Soy de esos jóvenes caliente por naturaleza, de esos que no pueden pasar más de una semana sin tener sexo. Soy soltero y hago lo que quiero, total es mi vida y es mi cuerpo, así que no vengan a cuestionarme… el que puede puede… Volviendo al relato, estaba de vacaciones y decidí explorar nuevas tierras metiéndome al famoso chat gay. Pillé a dos ejecutivos de Santiago, 32 y 38 años. Pensé que ya eran viejos o algo feos, ya que los agregué al MSN y no tenían cámara; tampoco creía que estaban de paso por mi ciudad. Imaginaba a dos viejos cuarentones y arruinados, pero mi calentura pudo más. Anteriormente había tenido dos experiencias en tríos que dejaban bastante que desear.

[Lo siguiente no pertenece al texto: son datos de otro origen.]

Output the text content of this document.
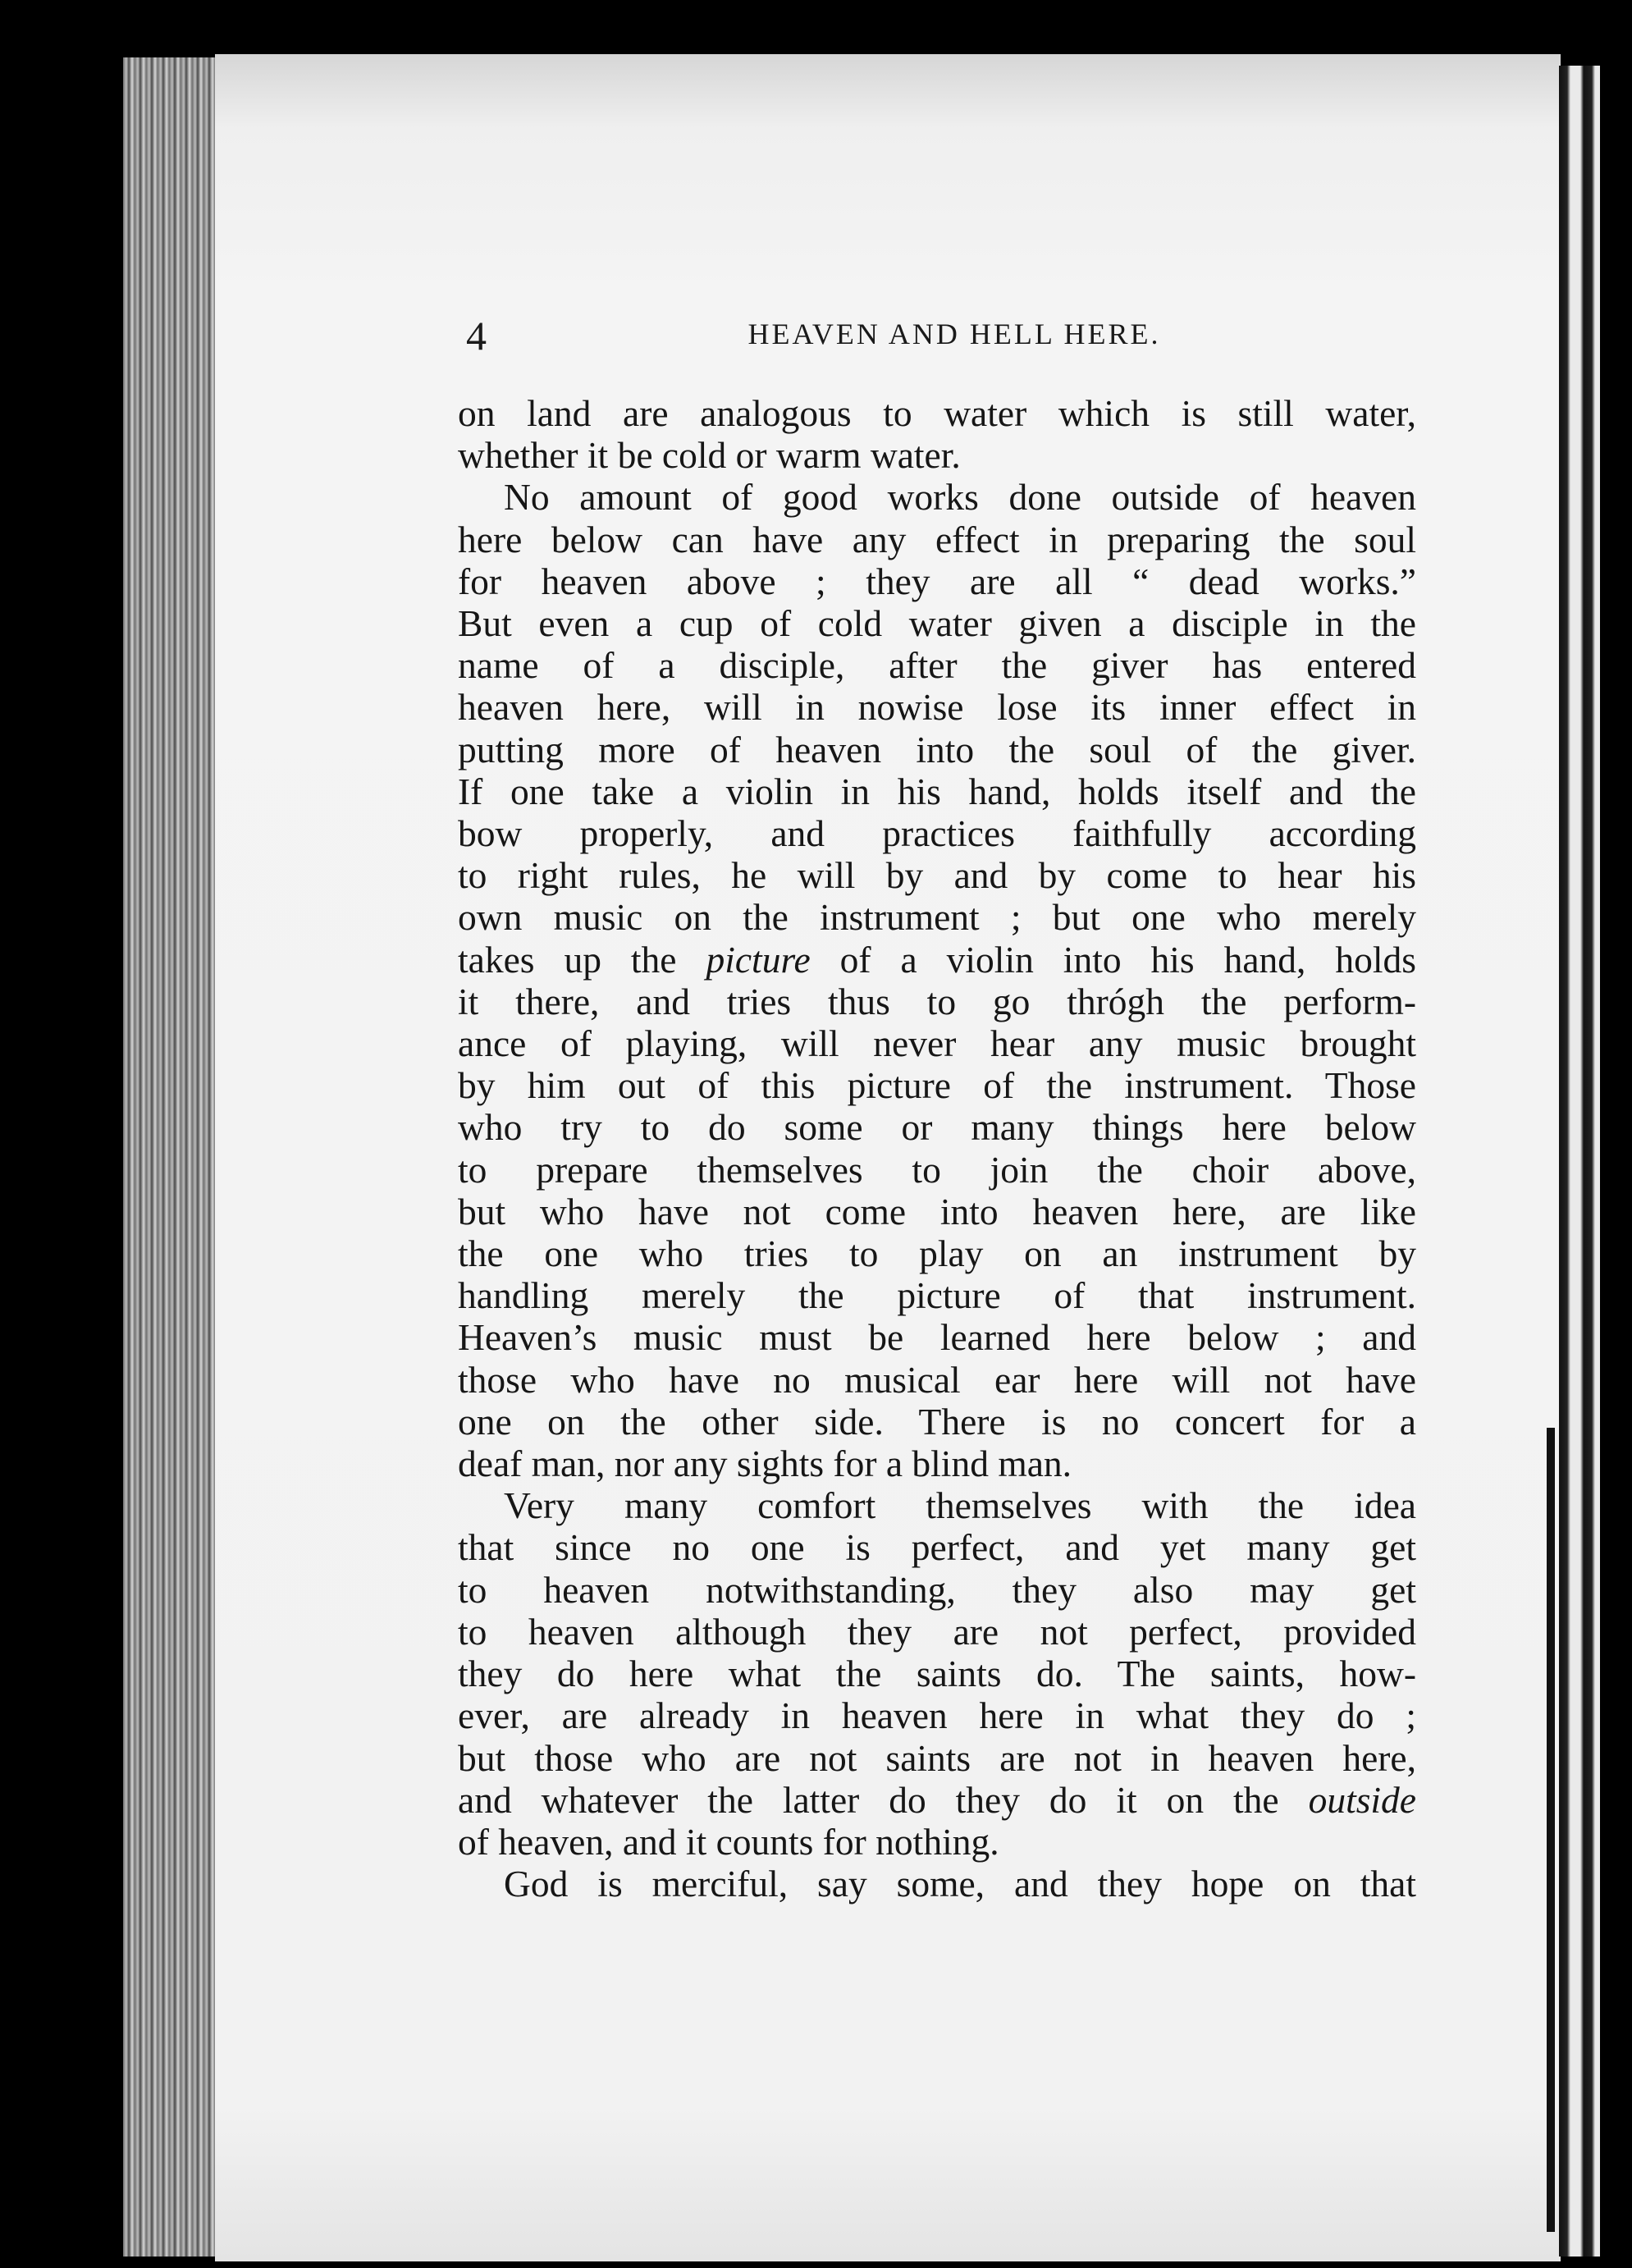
4	HEAVEN AND HELL HERE.
on land are analogous to water which is still water,
whether it be cold or warm water.
No amount of good works done outside of heaven
here below can have any effect in preparing the soul
for heaven above ; they are all “ dead works.”
But even a cup of cold water given a disciple in the
name of a disciple, after the giver has entered
heaven here, will in nowise lose its inner effect in
putting more of heaven into the soul of the giver.
If one take a violin in his hand, holds itself and the
bow properly, and practices faithfully according
to right rules, he will by and by come to hear his
own music on the instrument ; but one who merely
takes up the picture of a violin into his hand, holds
it there, and tries thus to go thrógh the perform-
ance of playing, will never hear any music brought
by him out of this picture of the instrument. Those
who try to do some or many things here below
to prepare themselves to join the choir above,
but who have not come into heaven here, are like
the one who tries to play on an instrument by
handling merely the picture of that instrument.
Heaven’s music must be learned here below ; and
those who have no musical ear here will not have
one on the other side. There is no concert for a
deaf man, nor any sights for a blind man.
Very many comfort themselves with the idea
that since no one is perfect, and yet many get
to heaven notwithstanding, they also may get
to heaven although they are not perfect, provided
they do here what the saints do. The saints, how-
ever, are already in heaven here in what they do ;
but those who are not saints are not in heaven here,
and whatever the latter do they do it on the outside
of heaven, and it counts for nothing.
God is merciful, say some, and they hope on that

Me decidí ir y fui a ciegas, pues la idea del trío me parecía estupenda. Me habían vendido el cuento de que eran heteros, pero resulta que cuando llego, ambos tenían argolla, y lo más probable es que sí lo eran, pues les costaba tratar a un hombre, en este caso, a un joven gay. Recuerdo y noté que eran de buena situación económica y hablaban como cuicos (cuico en mi país se le llama a la gente adinerada). “Pelao’, ¿quieres más vino?”, “compadre, ¿estás bien?”. El resultado: un tipo de 32 años al cual llamaremos “Carlos”, rubio, ojos verdes, como 1,82, delgado, sonrisa linda; era el hombre perfecto, exquisito. Y Antonio, 38 años, macizo, como 1,75 aprox, ojos café, pelo negro. Ambos vestían de jeans y camisas, eran apuestos, varoniles, y se notaban nerviosos y a la vez excitados por tener delante suyo a un joven con cara de cabro chico.

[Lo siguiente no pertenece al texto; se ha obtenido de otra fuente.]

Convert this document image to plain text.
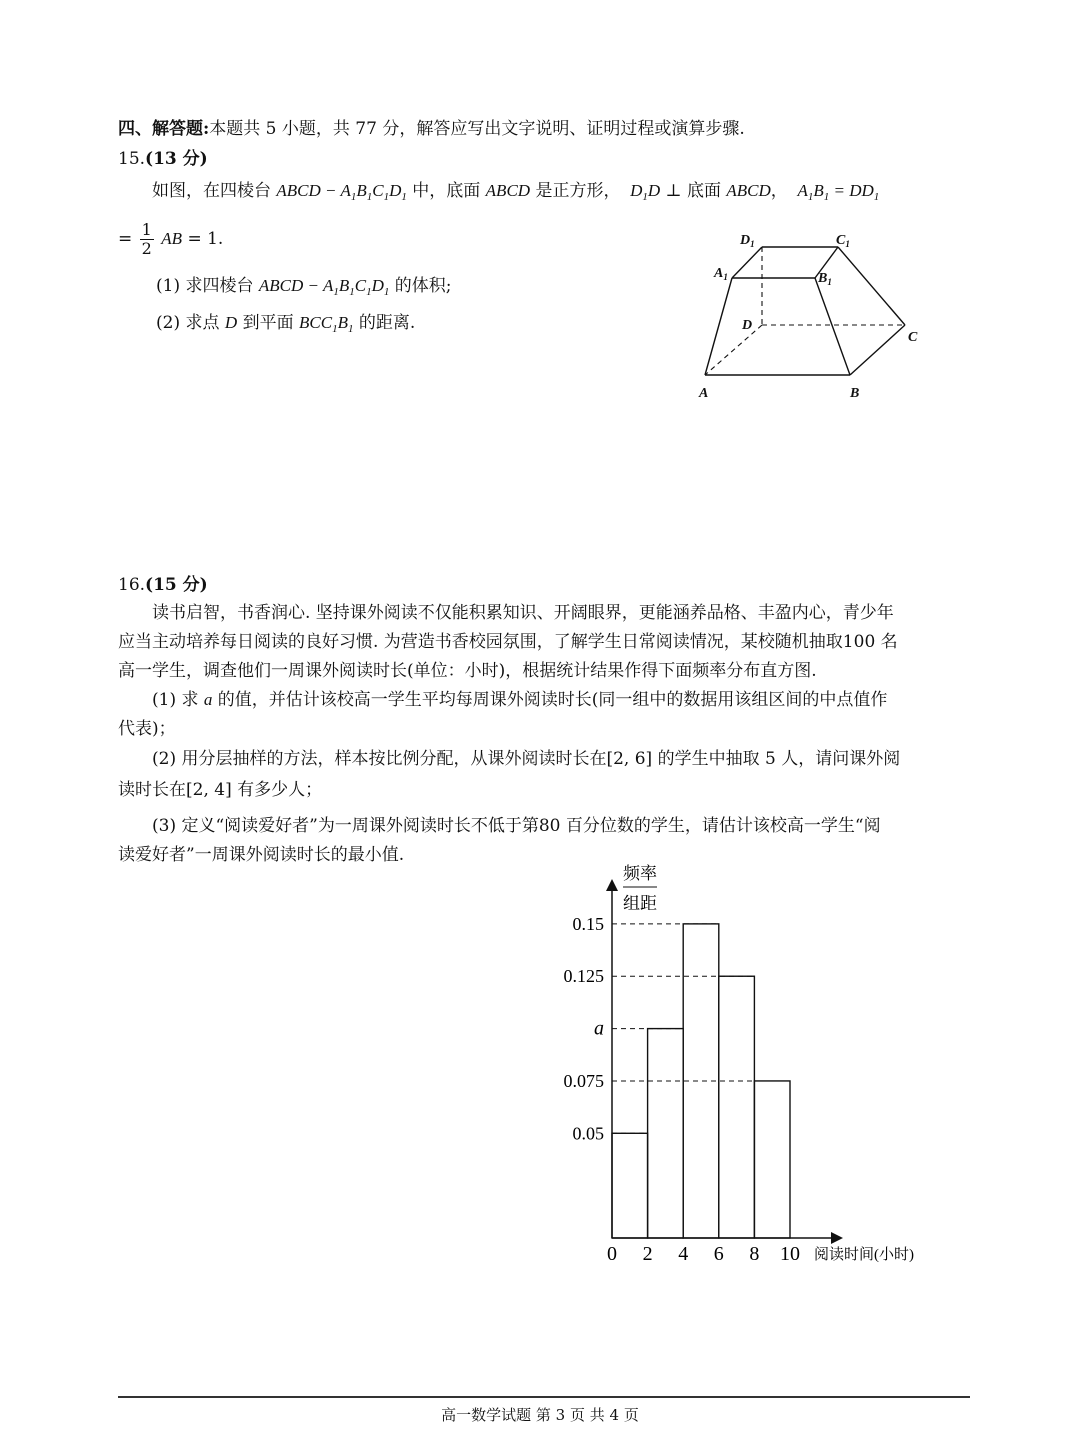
四、解答题:本题共 5 小题，共 77 分，解答应写出文字说明、证明过程或演算步骤.
15.(13 分)
如图，在四棱台 ABCD − $A_1B_1C_1D_1$ 中，底面 ABCD 是正方形，  $D_1D$ ⊥ 底面 ABCD，  $A_1B_1 = DD_1$
= $\frac{1}{2}$ AB = 1.
(1) 求四棱台 ABCD − $A_1B_1C_1D_1$ 的体积;
(2) 求点 D 到平面 $BCC_1B_1$ 的距离.
$D_1$	$C_1$
$A_1$	$B_1$
D
C
A	B
16.(15 分)
读书启智，书香润心. 坚持课外阅读不仅能积累知识、开阔眼界，更能涵养品格、丰盈内心，青少年
应当主动培养每日阅读的良好习惯. 为营造书香校园氛围，了解学生日常阅读情况，某校随机抽取100 名
高一学生，调查他们一周课外阅读时长(单位：小时)，根据统计结果作得下面频率分布直方图.
(1) 求 a 的值，并估计该校高一学生平均每周课外阅读时长(同一组中的数据用该组区间的中点值作
代表)；
(2) 用分层抽样的方法，样本按比例分配，从课外阅读时长在[2, 6] 的学生中抽取 5 人，请问课外阅
读时长在[2, 4] 有多少人；
(3) 定义“阅读爱好者”为一周课外阅读时长不低于第80 百分位数的学生，请估计该校高一学生“阅
读爱好者”一周课外阅读时长的最小值.
频率
组距
阅读时间(小时)
0.15
0.125
a
0.075
0.05
0 2 4 6 8 10
高一数学试题 第 3 页 共 4 页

En mi caso, no tenía nada de nervios… ¿Han sentido ese deseo de lanzarte sobre alguien inmediatamente? Estos eran dos machos los cuales debía probar. No me importaba ser el pasivo en esta ocasión; esos hombres debían ser míos.

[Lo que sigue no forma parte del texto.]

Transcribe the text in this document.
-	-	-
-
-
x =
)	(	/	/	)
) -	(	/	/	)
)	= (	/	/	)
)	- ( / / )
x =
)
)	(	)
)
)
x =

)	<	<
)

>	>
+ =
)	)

Esta parte es netamente con detalles sexuales. Si usted no quiere leer, saque la mano de su pene y salga del tema.

Carlos bajó a comprar cigarros y me quedé con Antonio solos en el departamento. Antonio me rozaba mientras servíamos el vino. Decidí tomar la iniciativa y comenzar a jugar en su cuello con mi lengua lentamente, cosa de ganar confianza y agrandar su herramienta encerrada en ese jeans debajo de un bóxer. Sorpresa fue ver que Antonio me agarró a besos; no era tan hetero. Me comienza a levantar la polera y a “chupar mis tetillas” (¿existe otra forma de decirlo?), mientras yo me sentaba al lado del microondas en la cocina. Él me besaba y tocaba. Luego me bajó del mueble de cocina y llega Carlos. Me mira y me dice: “¿Antonio ya te probó? ¿Hazme lo mismo que le hiciste a él?”. Agarré a Carlos y le comienzo a dar los mismos besos en el cuello, mientras él me presionaba en sus brazos y con una mano jugaba en mi trasero, diciéndome cosas al oído. Era tanta mi excitación que no sentí el momento en que ambos comienzan a besarme, tocarme, sacarme la polera, lamerme. Nunca había estado con un hombre que me hiciera gemir, y ahora tenía a dos machos haciéndome gemir. Me da vergüenza escribirlo, pero así pasó y así fue.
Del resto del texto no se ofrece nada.